Le 5 décembre, le tribunal judiciaire de Paris a condamné la Poste pour des manquements au devoir de vigilance. Cette première décision rendue au fond permet d’y voir plus clair sur ce qui est attendu des entreprises dans la construction de leur plan de vigilance.

Vous représentiez le syndicat Sud PTT dans cette affaire, qu’était-il reproché à La Poste ?

Tout d’abord, il était reproché à La Poste de ne pas avoir établi une cartographie des risques assez précise. Cela concernait plus particulièrement les risques de travail illégal chez les sous-traitants et les risques de harcèlements au sein de la structure. Compte tenu de cette insuffisance, la Poste n’a pas pris des mesures adaptées pour minorer de tels risques, comme l’impose la loi sur le devoir de vigilance.

Enfin, il était reproché à la Poste ne pas avoir développé un mécanisme d’alerte et de recueil des signalements en concertation avec les parties prenantes et notamment les syndicats.

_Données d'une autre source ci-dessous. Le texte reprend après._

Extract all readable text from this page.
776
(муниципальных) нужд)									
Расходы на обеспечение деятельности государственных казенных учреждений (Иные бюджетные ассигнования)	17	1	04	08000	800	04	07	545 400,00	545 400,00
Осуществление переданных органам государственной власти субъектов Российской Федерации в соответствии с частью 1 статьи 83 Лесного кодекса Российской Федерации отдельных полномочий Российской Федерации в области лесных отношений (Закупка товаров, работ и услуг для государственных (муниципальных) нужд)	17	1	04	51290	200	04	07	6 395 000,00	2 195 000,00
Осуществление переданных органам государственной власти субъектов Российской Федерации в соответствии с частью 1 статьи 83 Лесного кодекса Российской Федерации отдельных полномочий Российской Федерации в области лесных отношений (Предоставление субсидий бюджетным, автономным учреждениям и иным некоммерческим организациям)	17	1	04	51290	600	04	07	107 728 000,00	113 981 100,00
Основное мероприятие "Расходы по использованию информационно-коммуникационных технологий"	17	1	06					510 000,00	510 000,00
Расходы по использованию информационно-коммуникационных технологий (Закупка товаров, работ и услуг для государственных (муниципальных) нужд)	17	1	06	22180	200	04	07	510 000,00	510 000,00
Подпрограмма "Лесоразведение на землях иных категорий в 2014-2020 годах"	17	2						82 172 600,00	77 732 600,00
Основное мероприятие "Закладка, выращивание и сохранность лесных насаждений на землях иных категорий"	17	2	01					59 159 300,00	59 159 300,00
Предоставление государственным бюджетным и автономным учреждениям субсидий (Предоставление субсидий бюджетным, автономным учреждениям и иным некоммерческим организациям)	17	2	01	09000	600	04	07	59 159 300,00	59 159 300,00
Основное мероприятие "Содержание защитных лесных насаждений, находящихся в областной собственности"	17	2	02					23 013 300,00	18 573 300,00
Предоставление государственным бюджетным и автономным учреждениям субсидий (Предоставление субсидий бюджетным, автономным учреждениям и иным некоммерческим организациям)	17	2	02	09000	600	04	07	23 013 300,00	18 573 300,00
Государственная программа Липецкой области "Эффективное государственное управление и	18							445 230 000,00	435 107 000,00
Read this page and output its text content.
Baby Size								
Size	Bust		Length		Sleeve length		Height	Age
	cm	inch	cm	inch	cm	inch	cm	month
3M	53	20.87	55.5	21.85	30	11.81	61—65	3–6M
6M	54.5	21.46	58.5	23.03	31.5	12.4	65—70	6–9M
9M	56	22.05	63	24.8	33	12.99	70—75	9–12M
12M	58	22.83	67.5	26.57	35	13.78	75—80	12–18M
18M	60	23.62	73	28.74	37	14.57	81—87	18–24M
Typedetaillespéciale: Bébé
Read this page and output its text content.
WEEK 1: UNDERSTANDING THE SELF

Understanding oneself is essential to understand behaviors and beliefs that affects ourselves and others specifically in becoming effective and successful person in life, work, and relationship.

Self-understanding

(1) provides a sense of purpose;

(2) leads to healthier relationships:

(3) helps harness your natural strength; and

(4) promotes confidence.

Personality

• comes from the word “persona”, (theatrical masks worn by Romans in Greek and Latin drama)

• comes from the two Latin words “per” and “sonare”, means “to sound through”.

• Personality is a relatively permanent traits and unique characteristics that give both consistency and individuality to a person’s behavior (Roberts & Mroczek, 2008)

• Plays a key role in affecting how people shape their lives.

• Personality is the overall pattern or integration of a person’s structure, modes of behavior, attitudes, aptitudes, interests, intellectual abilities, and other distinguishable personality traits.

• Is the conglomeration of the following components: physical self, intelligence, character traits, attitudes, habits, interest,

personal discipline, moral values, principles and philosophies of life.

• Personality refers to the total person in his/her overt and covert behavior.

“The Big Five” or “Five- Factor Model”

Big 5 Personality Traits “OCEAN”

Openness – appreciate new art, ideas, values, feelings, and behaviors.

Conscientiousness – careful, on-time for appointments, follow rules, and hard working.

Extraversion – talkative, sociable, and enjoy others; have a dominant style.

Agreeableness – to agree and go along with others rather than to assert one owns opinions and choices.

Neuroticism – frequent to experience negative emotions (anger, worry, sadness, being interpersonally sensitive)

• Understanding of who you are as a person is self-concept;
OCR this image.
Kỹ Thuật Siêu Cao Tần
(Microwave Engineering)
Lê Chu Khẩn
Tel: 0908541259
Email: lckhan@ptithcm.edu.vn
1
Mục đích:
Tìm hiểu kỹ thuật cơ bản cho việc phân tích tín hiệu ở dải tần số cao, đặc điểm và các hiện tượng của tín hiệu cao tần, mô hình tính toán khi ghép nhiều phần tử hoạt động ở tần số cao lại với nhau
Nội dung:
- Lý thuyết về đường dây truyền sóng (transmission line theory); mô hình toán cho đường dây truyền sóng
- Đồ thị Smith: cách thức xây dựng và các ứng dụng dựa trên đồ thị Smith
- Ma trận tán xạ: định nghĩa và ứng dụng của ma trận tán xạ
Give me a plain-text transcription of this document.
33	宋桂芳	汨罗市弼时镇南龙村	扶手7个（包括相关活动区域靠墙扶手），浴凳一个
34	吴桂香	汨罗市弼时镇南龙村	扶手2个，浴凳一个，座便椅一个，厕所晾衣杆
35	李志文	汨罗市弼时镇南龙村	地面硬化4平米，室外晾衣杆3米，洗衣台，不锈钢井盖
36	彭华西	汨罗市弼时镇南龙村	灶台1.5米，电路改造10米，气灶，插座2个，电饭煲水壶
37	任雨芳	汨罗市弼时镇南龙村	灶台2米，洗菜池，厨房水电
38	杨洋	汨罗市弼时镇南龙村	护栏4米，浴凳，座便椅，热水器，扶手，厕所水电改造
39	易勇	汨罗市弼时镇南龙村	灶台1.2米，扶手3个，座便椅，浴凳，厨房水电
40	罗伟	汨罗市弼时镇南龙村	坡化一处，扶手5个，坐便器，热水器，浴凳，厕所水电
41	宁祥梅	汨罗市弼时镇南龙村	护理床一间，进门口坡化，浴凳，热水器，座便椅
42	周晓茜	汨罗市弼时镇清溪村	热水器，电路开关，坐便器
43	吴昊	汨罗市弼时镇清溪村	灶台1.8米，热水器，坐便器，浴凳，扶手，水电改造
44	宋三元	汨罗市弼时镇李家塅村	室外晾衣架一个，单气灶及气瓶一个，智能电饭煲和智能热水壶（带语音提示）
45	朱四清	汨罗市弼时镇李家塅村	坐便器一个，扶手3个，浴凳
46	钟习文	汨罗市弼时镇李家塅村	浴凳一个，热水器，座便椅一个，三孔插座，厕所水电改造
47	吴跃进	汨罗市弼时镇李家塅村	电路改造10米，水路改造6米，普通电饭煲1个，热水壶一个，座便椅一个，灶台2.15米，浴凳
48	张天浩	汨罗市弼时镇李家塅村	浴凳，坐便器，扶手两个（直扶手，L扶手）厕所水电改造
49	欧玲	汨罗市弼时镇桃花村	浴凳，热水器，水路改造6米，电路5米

De même, La Poste n’avait pas établi un réel dispositif de suivi des mesures de vigilance avec un compte-rendu des actions prises.

Que retient le tribunal judiciaire dans cette décision ?

Le tribunal judiciaire a retenu - et c’est fondamental pour l’application de la loi sur le devoir de vigilance - qu’il ne peut pas y avoir des plans à portée très générale. Il dénonce par exemple « le très haut niveau de généralité de la cartographie des risques ».

Ainsi, il enjoint à la Poste :

  • de revoir son plan de vigilance pour lui permettre de déterminer clairement les facteurs de risques précis et de pouvoir ensuite identifier les actions qui doivent être instaurées pour remédier à ces risques ;
  • d’établir des procédures d’évaluation des sous-traitants en fonction des risques identifiés par la cartographie ;
  • de revoir son mécanisme d’alerte et de l’élaborer réellement avec les parties prenantes notamment les syndicats ;
  • et de revoir les procédures de suivi des mesures de vigilance en publiant un réel dispositif, le compte rendu ne permettant pas de mesurer l’efficacité des mesures prises ni de servir de bilan utile pour orienter l’action en matière de vigilance.

En revanche, le juge a précisé que ce n’était pas à lui de définir les mesures que devrait prendre la Poste. Dès lors, la demande d’injonction à prendre des mesures précises n’a pas été accueillie.

Quelle est la nouveauté de cette décision par rapport à celles qui ont déjà été rendues sur la question ?

Aucune décision du juge du fond n’a été rendue jusqu’alors sur le plan de vigilance. Avant, deux visions s’opposaient :

  • une vision « étriquée » selon laquelle la loi sur le devoir de vigilance s’apparentait à la responsabilité sociale des entreprises (RSE) et donc qu’il suffisait de formuler des généralités rappelant les politiques du groupe en matière de RSE dans le plan de vigilance ;
  • et une vision, que nous défendions, selon laquelle le plan de vigilance allait au-delà de la RSE et donc que l’entreprise devait faire un vrai travail d’identification des risques (notamment quels sont les risques réels et quelles mesures prendre pour atténuer ces risques).

A la lecture de la décision, quels éléments restent selon vous encore en suspens ?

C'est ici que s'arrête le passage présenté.